Surat Sederhana Untuk Kawan-kawan Papua

Mengutip kalimat Desmond Tutu, Aktivis Anti-Apartheid Afsel: 
"Seorang manusia menjadi manusia karena dirinya mengakui orang lain sebagai manusia."

Kawan, surat ini dikirim dari negara penuh tekanan Rejim Lalim pada semua sendi kehidupan, tidak perlu sebut nama lokasi asal surat ini. Maksud dibuatnya surat ini sekadar berbagi kisah atas suasana yang serba rumit, sementara kawan-kawan muda dan tua tidak pernah sejalan memperjuangkan nasib negara kami.

Seminggu lalu kami berkumpul pada rumah kawan yang baru saja diculik kelompok rahasia bentukan penguasa negara. Ayah kandung kawan kami tampak menangis paling keras. Kami terkejut dengan pernyataan Ayah kawan kami, "Tuhan penguasa nyawa, cabut saja aku punya hidup, kutuk saja aku punya pikir, semula aku percaya dengan mereka yang jamin selamat anakku, mengapa penculikan seperti ini yang terjadi, Tuhan Kutuk aku!!!" kata dia sembari mengatur nafas di sela-sela tangis.

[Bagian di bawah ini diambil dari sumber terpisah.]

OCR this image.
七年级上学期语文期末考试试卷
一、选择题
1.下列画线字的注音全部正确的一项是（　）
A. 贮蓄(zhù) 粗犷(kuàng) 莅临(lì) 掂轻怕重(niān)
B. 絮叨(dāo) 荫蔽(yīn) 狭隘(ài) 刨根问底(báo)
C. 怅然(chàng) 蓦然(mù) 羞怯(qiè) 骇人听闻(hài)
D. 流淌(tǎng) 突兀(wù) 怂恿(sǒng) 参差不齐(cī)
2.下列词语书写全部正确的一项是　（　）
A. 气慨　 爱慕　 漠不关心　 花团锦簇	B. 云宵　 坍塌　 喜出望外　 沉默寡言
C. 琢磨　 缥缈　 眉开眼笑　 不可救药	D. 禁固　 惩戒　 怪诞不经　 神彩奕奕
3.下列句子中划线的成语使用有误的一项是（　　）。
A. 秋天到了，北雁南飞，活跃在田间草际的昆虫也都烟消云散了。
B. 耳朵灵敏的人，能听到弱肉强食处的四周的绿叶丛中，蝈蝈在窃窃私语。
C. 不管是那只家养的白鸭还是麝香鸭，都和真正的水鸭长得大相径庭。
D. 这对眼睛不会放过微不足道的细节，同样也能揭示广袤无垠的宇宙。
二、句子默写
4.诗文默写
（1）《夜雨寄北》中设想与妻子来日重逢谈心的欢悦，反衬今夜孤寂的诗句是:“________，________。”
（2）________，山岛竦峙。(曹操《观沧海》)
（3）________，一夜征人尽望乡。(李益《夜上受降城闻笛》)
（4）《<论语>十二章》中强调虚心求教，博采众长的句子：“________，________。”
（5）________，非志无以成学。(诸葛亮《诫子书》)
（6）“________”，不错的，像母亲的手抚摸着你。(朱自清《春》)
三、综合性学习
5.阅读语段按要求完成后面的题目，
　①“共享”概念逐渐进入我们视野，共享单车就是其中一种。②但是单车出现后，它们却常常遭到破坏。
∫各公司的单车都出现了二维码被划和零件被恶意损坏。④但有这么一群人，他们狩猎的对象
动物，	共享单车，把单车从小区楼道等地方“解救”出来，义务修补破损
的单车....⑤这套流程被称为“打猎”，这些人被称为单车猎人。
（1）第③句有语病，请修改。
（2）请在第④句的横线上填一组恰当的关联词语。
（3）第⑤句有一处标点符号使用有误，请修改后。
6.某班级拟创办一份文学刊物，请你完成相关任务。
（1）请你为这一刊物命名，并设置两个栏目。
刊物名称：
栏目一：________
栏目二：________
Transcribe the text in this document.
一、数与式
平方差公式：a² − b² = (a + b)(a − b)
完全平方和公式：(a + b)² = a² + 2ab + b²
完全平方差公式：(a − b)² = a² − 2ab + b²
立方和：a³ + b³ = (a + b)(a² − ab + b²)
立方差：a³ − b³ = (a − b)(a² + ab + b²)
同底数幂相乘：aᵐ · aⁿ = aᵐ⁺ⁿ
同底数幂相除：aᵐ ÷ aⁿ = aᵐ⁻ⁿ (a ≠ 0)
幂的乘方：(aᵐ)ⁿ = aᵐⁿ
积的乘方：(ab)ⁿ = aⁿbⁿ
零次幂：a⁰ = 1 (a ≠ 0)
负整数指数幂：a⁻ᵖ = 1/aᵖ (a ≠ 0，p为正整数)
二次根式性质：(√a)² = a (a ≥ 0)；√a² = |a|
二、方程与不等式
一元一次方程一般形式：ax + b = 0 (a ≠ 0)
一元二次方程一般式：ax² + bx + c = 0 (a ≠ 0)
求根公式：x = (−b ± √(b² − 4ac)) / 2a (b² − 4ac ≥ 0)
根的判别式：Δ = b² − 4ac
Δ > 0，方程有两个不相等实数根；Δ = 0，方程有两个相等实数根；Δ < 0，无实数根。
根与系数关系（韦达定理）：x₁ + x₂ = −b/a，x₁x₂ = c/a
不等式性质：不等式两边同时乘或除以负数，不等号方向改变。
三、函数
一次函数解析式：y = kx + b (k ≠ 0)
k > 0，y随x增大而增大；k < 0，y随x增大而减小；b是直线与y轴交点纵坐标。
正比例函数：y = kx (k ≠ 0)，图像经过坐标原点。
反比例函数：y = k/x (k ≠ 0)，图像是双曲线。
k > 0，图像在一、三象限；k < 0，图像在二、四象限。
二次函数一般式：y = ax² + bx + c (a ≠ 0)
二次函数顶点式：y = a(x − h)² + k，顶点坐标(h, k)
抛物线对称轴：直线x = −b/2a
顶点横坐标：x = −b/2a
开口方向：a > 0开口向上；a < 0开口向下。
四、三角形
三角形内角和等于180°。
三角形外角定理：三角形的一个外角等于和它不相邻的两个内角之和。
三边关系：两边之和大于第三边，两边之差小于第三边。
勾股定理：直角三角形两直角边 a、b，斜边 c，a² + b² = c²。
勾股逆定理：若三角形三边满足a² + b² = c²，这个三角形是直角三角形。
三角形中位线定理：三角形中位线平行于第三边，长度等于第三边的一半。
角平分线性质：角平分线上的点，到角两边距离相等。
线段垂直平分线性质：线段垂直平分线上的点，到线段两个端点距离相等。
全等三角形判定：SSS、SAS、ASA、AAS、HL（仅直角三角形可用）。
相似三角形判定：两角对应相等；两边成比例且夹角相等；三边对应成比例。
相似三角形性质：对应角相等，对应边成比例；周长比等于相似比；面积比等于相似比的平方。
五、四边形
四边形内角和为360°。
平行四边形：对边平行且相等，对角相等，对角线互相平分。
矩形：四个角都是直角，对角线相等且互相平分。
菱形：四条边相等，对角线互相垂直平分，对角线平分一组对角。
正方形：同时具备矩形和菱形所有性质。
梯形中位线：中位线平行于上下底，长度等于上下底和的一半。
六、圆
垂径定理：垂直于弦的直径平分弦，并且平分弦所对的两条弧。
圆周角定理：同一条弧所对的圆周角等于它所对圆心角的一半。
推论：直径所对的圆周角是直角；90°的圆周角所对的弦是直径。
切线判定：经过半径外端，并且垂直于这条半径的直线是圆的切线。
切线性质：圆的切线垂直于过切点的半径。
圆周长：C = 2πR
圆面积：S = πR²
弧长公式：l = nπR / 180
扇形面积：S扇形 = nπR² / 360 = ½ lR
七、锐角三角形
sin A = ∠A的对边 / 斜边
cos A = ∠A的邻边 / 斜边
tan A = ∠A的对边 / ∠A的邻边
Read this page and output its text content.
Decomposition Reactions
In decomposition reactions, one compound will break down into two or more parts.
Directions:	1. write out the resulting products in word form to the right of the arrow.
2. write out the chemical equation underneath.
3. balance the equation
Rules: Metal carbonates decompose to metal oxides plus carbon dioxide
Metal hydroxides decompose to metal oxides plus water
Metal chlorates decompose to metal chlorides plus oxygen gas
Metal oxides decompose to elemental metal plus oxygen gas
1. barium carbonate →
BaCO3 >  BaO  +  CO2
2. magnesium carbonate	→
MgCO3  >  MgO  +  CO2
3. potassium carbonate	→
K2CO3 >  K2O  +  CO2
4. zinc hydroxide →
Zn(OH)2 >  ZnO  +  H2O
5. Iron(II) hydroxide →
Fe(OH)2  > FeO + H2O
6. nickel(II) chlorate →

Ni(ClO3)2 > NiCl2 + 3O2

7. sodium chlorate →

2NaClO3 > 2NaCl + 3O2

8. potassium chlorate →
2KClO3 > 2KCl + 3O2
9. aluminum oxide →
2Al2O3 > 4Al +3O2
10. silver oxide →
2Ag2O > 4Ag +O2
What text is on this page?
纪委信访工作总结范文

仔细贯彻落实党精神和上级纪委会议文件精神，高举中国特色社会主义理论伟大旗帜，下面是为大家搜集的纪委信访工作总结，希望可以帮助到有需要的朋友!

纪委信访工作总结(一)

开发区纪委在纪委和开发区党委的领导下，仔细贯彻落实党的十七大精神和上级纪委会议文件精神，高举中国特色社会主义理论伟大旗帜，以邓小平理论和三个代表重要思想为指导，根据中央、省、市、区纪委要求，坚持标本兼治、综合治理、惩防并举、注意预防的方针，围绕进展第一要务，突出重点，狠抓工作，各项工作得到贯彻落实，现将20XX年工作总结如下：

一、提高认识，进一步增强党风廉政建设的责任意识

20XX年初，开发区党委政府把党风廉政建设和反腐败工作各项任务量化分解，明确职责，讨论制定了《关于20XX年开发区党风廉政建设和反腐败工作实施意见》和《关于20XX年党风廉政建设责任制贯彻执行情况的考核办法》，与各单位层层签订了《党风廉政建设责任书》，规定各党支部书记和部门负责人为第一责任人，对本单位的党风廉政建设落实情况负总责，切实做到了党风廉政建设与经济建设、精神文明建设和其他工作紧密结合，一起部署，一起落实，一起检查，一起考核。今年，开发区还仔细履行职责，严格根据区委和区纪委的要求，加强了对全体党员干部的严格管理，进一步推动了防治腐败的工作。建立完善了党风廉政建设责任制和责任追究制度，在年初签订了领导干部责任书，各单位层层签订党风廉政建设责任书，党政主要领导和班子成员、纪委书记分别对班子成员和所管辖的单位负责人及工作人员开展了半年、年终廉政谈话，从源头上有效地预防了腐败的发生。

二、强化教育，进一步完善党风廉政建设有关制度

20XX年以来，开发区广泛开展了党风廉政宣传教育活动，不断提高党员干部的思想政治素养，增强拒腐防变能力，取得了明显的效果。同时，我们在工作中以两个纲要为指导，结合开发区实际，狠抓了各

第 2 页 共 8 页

Sekian puluh tahun Rejim menguasai negara ini, tekanan penguasa begitu kuat, kecurigaan antar warga makin tinggi, kebodohan makin beranak-pinak. Orang-orang tua yang berpendidikan tinggi sibuk diskusi sana-sini adu teori, sementara generasi baru sudah pragmatis pilih jadi martir dengan nyawa dibarter murah pada ilusi.

Penguasa negara tentu saja mengambil beberapa pemikiran orang-orang pintar dari mana saja, membeli tekhnologi canggih dari pabrik apapun, semua dengan satu tujuan jelas Kekuasaan Abadi. Hingga seringkali diantara kawan-kawan tiba-tiba muncul rasa curiga, "Siapa jadi boneka siapa?" kata mereka.


Ah Konyol saja pertanyaan itu, sudah puluhan tahun penguasa lalim memproduksi boneka-boneka bernyawa, boneka dengan baju yang kapan saja bisa berganti. Boneka yang bisa bernyanyi informasi saat dibutuhkan penguasa, boneka yang tega hilangkan nyawa saudara kandung sendiri, tetangga, bahkan kepala kampung.

Surat ini sengaja dibuat, sekadar menghilangkan rasa jenuh disaat bersabar, memang tekhnologi komunikasi katanya sudah secepat kilat beri kabar. Namun kilatan-kilatan kabar bahagia belum sentuh negeri kami. Malah dari negeri kami muncul selalu kabar bagai pijaran kembang api di tahun baru, kemana-mana kabarkan kematian dan kekayaan penguasa lalim yang makin bertambah.



Semoga Negeri Kami bukan negeri kalian. 

Salam dalam damai kasih semesta sayang sesama.